Research evidence supporting the use of vinegar for weight and fat loss is still limited. More long-term studies on humans are necessary.
Some people use ACV to treat other conditions as well. Scientists have yet to study many of these home remedies. Talk to your doctor about the potential benefits and risks before using ACV as a natural remedy.
Some people believe that ACV can help clear acne. They recommend applying a mixture of 1 part ACV and 3 parts water directly to your skin using a cotton ball. Leave the mixture on your skin for 10 minutes. Repeat this procedure three times daily. If your acne is severe, leaving the mixture on your skin overnight might help clear it.
Body odor and bad breath
ACV also has purported benefits for people with bad breath or body odor. Consider making a homemade mouthwash to freshen your breath by adding 1/2 tablespoon of ACV to 1 cup of water. Rinse your mouth for 10 seconds.
Some people suggest applying undiluted ACV to your underarms to eliminate body odor. You can also try adding 1/3 cup of ACV to a footbath to treat foot odor.
Constipation and diarrhea
Some people use ACV to treat certain stomach problems, such as constipation and diarrhea. They suggest adding 2 tablespoons of ACV to a glass of water and drinking the mixture. Consider adding honey or other natural sweeteners to improve the taste.
ACV is generally considered safe to drink or apply to your skin, but it does pose some health risks. For example, drinking acidic substances such as ACV can cause your tooth enamel to deteriorate. This can increase your dental sensitivity, give your teeth a yellowish appearance, and leave your teeth vulnerable to decay and damage. After drinking ACV, rinse your mouth out with water to lower your risk of dental problems.

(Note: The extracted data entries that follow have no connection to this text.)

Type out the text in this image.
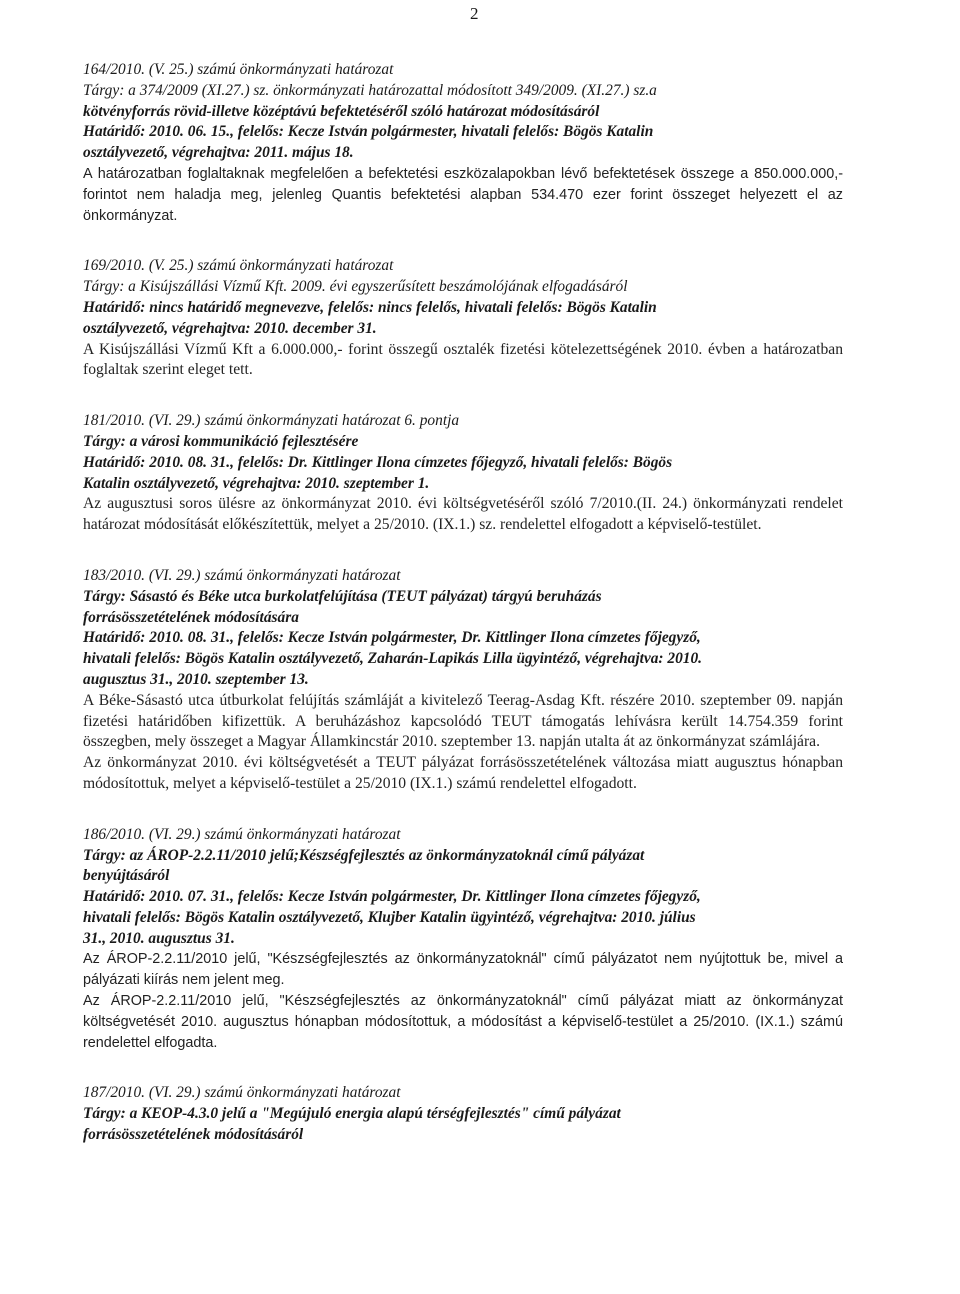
2

164/2010. (V. 25.) számú önkormányzati határozat

Tárgy: a 374/2009 (XI.27.) sz. önkormányzati határozattal módosított 349/2009. (XI.27.) sz.a

kötvényforrás rövid-illetve középtávú befektetéséről szóló határozat módosításáról

Határidő: 2010. 06. 15., felelős: Kecze István polgármester, hivatali felelős: Bögös Katalin

osztályvezető, végrehajtva: 2011. május 18.

A határozatban foglaltaknak megfelelően a befektetési eszközalapokban lévő befektetések összege a 850.000.000,- forintot nem haladja meg, jelenleg Quantis befektetési alapban 534.470 ezer forint összeget helyezett el az önkormányzat.

169/2010. (V. 25.) számú önkormányzati határozat

Tárgy: a Kisújszállási Vízmű Kft. 2009. évi egyszerűsített beszámolójának elfogadásáról

Határidő: nincs határidő megnevezve, felelős: nincs felelős, hivatali felelős: Bögös Katalin

osztályvezető, végrehajtva: 2010. december 31.

A Kisújszállási Vízmű Kft a 6.000.000,- forint összegű osztalék fizetési kötelezettségének 2010. évben a határozatban foglaltak szerint eleget tett.

181/2010. (VI. 29.) számú önkormányzati határozat 6. pontja

Tárgy: a városi kommunikáció fejlesztésére

Határidő: 2010. 08. 31., felelős: Dr. Kittlinger Ilona címzetes főjegyző, hivatali felelős: Bögös

Katalin osztályvezető, végrehajtva: 2010. szeptember 1.

Az augusztusi soros ülésre az önkormányzat 2010. évi költségvetéséről szóló 7/2010.(II. 24.) önkormányzati rendelet határozat módosítását előkészítettük, melyet a 25/2010. (IX.1.) sz. rendelettel elfogadott a képviselő-testület.

183/2010. (VI. 29.) számú önkormányzati határozat

Tárgy: Sásastó és Béke utca burkolatfelújítása (TEUT pályázat) tárgyú beruházás

forrásösszetételének módosítására

Határidő: 2010. 08. 31., felelős: Kecze István polgármester, Dr. Kittlinger Ilona címzetes főjegyző,

hivatali felelős: Bögös Katalin osztályvezető, Zaharán-Lapikás Lilla ügyintéző, végrehajtva: 2010.

augusztus 31., 2010. szeptember 13.

A Béke-Sásastó utca útburkolat felújítás számláját a kivitelező Teerag-Asdag Kft. részére 2010. szeptember 09. napján fizetési határidőben kifizettük. A beruházáshoz kapcsolódó TEUT támogatás lehívásra került 14.754.359 forint összegben, mely összeget a Magyar Államkincstár 2010. szeptember 13. napján utalta át az önkormányzat számlájára.

Az önkormányzat 2010. évi költségvetését a TEUT pályázat forrásösszetételének változása miatt augusztus hónapban módosítottuk, melyet a képviselő-testület a 25/2010 (IX.1.) számú rendelettel elfogadott.

186/2010. (VI. 29.) számú önkormányzati határozat

Tárgy: az ÁROP-2.2.11/2010 jelű;Készségfejlesztés az önkormányzatoknál című pályázat

benyújtásáról

Határidő: 2010. 07. 31., felelős: Kecze István polgármester, Dr. Kittlinger Ilona címzetes főjegyző,

hivatali felelős: Bögös Katalin osztályvezető, Klujber Katalin ügyintéző, végrehajtva: 2010. július

31., 2010. augusztus 31.

Az ÁROP-2.2.11/2010 jelű, "Készségfejlesztés az önkormányzatoknál" című pályázatot nem nyújtottuk be, mivel a pályázati kiírás nem jelent meg.

Az ÁROP-2.2.11/2010 jelű, "Készségfejlesztés az önkormányzatoknál" című pályázat miatt az önkormányzat költségvetését 2010. augusztus hónapban módosítottuk, a módosítást a képviselő-testület a 25/2010. (IX.1.) számú rendelettel elfogadta.

187/2010. (VI. 29.) számú önkormányzati határozat

Tárgy: a KEOP-4.3.0 jelű a "Megújuló energia alapú térségfejlesztés" című pályázat

forrásösszetételének módosításáról
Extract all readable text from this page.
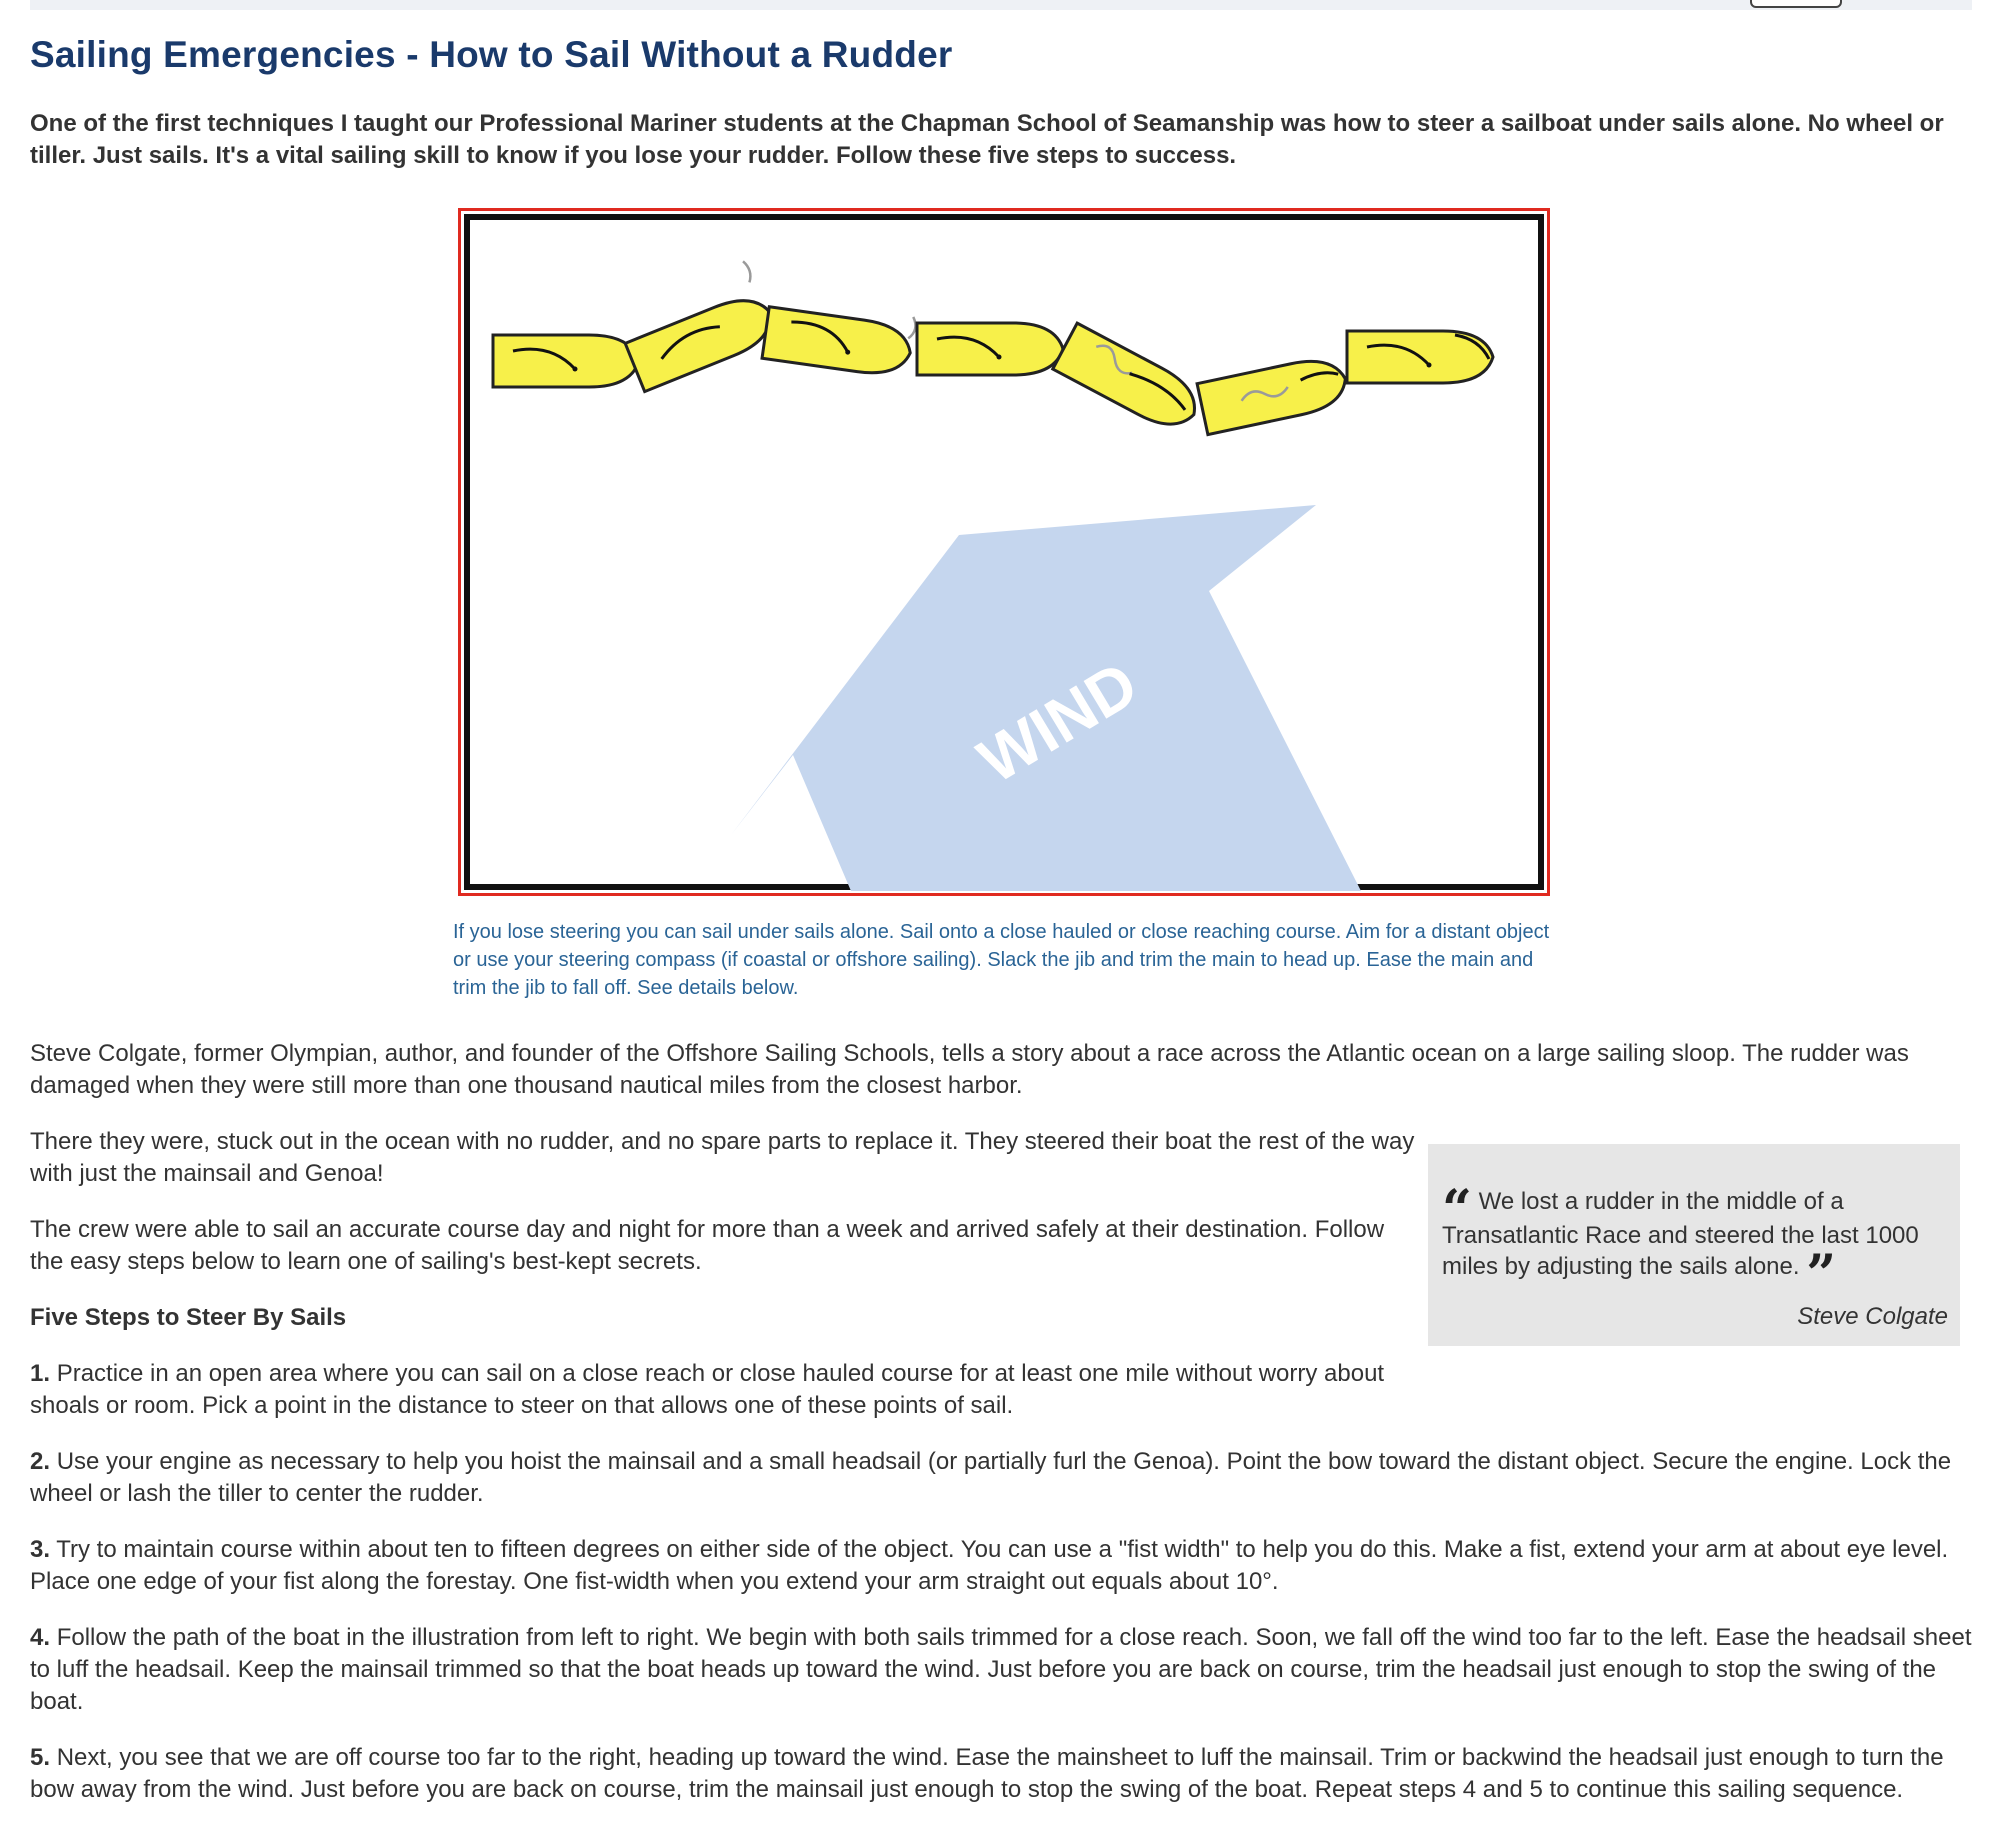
Sailing Emergencies - How to Sail Without a Rudder

One of the first techniques I taught our Professional Mariner students at the Chapman School of Seamanship was how to steer a sailboat under sails alone. No wheel or tiller. Just sails. It's a vital sailing skill to know if you lose your rudder. Follow these five steps to success.

WIND

If you lose steering you can sail under sails alone. Sail onto a close hauled or close reaching course. Aim for a distant object or use your steering compass (if coastal or offshore sailing). Slack the jib and trim the main to head up. Ease the main and trim the jib to fall off. See details below.

Steve Colgate, former Olympian, author, and founder of the Offshore Sailing Schools, tells a story about a race across the Atlantic ocean on a large sailing sloop. The rudder was damaged when they were still more than one thousand nautical miles from the closest harbor.

There they were, stuck out in the ocean with no rudder, and no spare parts to replace it. They steered their boat the rest of the way with just the mainsail and Genoa!

The crew were able to sail an accurate course day and night for more than a week and arrived safely at their destination. Follow the easy steps below to learn one of sailing's best-kept secrets.

“ We lost a rudder in the middle of a Transatlantic Race and steered the last 1000 miles by adjusting the sails alone. ”

Steve Colgate
Five Steps to Steer By Sails

1. Practice in an open area where you can sail on a close reach or close hauled course for at least one mile without worry about shoals or room. Pick a point in the distance to steer on that allows one of these points of sail.

2. Use your engine as necessary to help you hoist the mainsail and a small headsail (or partially furl the Genoa). Point the bow toward the distant object. Secure the engine. Lock the wheel or lash the tiller to center the rudder.

3. Try to maintain course within about ten to fifteen degrees on either side of the object. You can use a "fist width" to help you do this. Make a fist, extend your arm at about eye level. Place one edge of your fist along the forestay. One fist-width when you extend your arm straight out equals about 10°.

4. Follow the path of the boat in the illustration from left to right. We begin with both sails trimmed for a close reach. Soon, we fall off the wind too far to the left. Ease the headsail sheet to luff the headsail. Keep the mainsail trimmed so that the boat heads up toward the wind. Just before you are back on course, trim the headsail just enough to stop the swing of the boat.

5. Next, you see that we are off course too far to the right, heading up toward the wind. Ease the mainsheet to luff the mainsail. Trim or backwind the headsail just enough to turn the bow away from the wind. Just before you are back on course, trim the mainsail just enough to stop the swing of the boat. Repeat steps 4 and 5 to continue this sailing sequence.
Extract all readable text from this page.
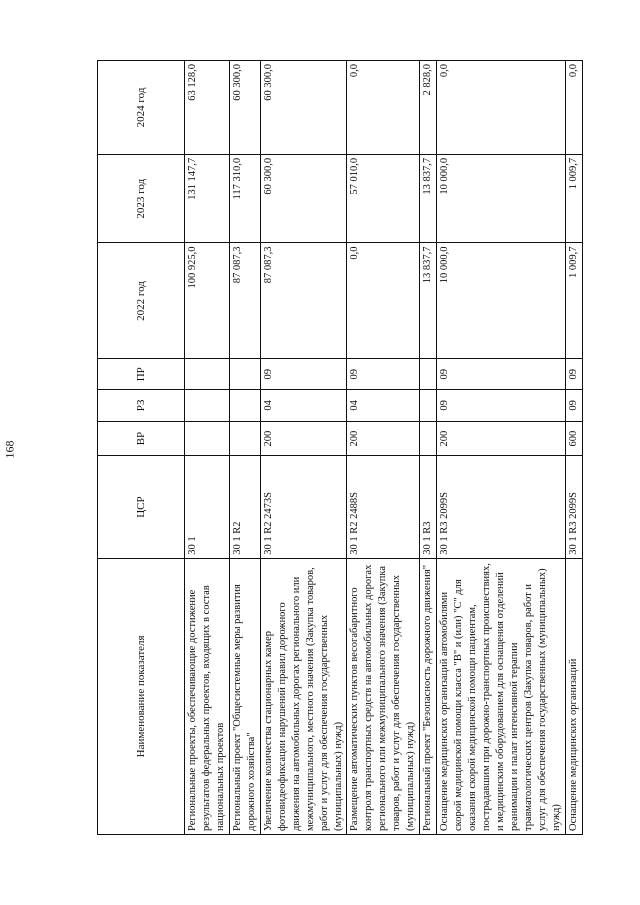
168
Наименование показателя	ЦСР	ВР	РЗ	ПР	2022 год	2023 год	2024 год
Региональные проекты, обеспечивающие достижение результатов федеральных проектов, входящих в состав национальных проектов	30 1				100 925,0	131 147,7	63 128,0
Региональный проект "Общесистемные меры развития дорожного хозяйства"	30 1 R2				87 087,3	117 310,0	60 300,0
Увеличение количества стационарных камер фотовидеофиксации нарушений правил дорожного движения на автомобильных дорогах регионального или межмуниципального, местного значения (Закупка товаров, работ и услуг для обеспечения государственных (муниципальных) нужд)	30 1 R2 2473S	200	04	09	87 087,3	60 300,0	60 300,0
Размещение автоматических пунктов весогабаритного контроля транспортных средств на автомобильных дорогах регионального или межмуниципального значения (Закупка товаров, работ и услуг для обеспечения государственных (муниципальных) нужд)	30 1 R2 2488S	200	04	09	0,0	57 010,0	0,0
Региональный проект "Безопасность дорожного движения"	30 1 R3				13 837,7	13 837,7	2 828,0
Оснащение медицинских организаций автомобилями скорой медицинской помощи класса "В" и (или) "С" для оказания скорой медицинской помощи пациентам, пострадавшим при дорожно-транспортных происшествиях, и медицинским оборудованием для оснащения отделений реанимации и палат интенсивной терапии травматологических центров (Закупка товаров, работ и услуг для обеспечения государственных (муниципальных) нужд)	30 1 R3 2099S	200	09	09	10 000,0	10 000,0	0,0
Оснащение медицинских организаций	30 1 R3 2099S	600	09	09	1 009,7	1 009,7	0,0
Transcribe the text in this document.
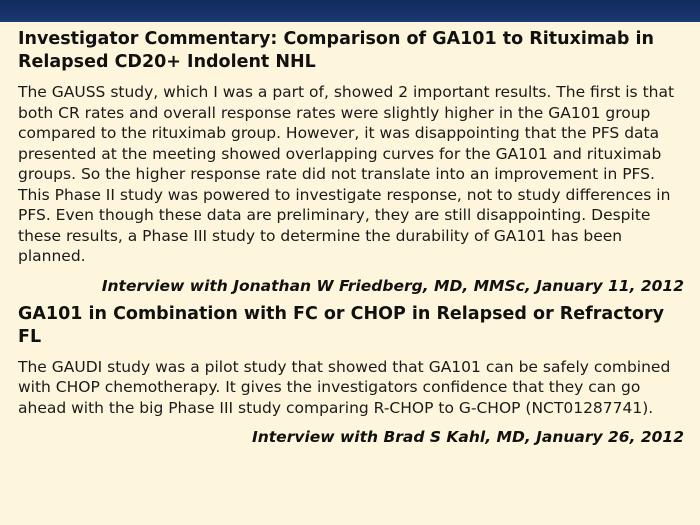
Investigator Commentary: Comparison of GA101 to Rituximab in Relapsed CD20+ Indolent NHL

The GAUSS study, which I was a part of, showed 2 important results. The first is that both CR rates and overall response rates were slightly higher in the GA101 group compared to the rituximab group. However, it was disappointing that the PFS data presented at the meeting showed overlapping curves for the GA101 and rituximab groups. So the higher response rate did not translate into an improvement in PFS. This Phase II study was powered to investigate response, not to study differences in PFS. Even though these data are preliminary, they are still disappointing. Despite these results, a Phase III study to determine the durability of GA101 has been planned.

Interview with Jonathan W Friedberg, MD, MMSc, January 11, 2012
GA101 in Combination with FC or CHOP in Relapsed or Refractory FL

The GAUDI study was a pilot study that showed that GA101 can be safely combined with CHOP chemotherapy. It gives the investigators confidence that they can go ahead with the big Phase III study comparing R-CHOP to G-CHOP (NCT01287741).

Interview with Brad S Kahl, MD, January 26, 2012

Consuming too much ACV may also lower your potassium levels and weaken your bones. It may also cause nausea or other stomach pain.
ACV has shown some promise for treating a variety of conditions and promoting better health. For example, some research evidence suggests that consuming regular doses of ACV might help:
- stabilize your blood sugar
- improve your blood cholesterol levels
- promote weight or fat loss
More studies to assess the potential benefits and risks of using ACV for these purposes are necessary. Many other claims about ACV’s health benefits lack supporting research evidence, including its purported benefits for treating:
- body odor
- bad breath
Always talk to your doctor before trying ACV or other natural remedies to treat a health condition. They can help you assess the potential benefits and risks of using it.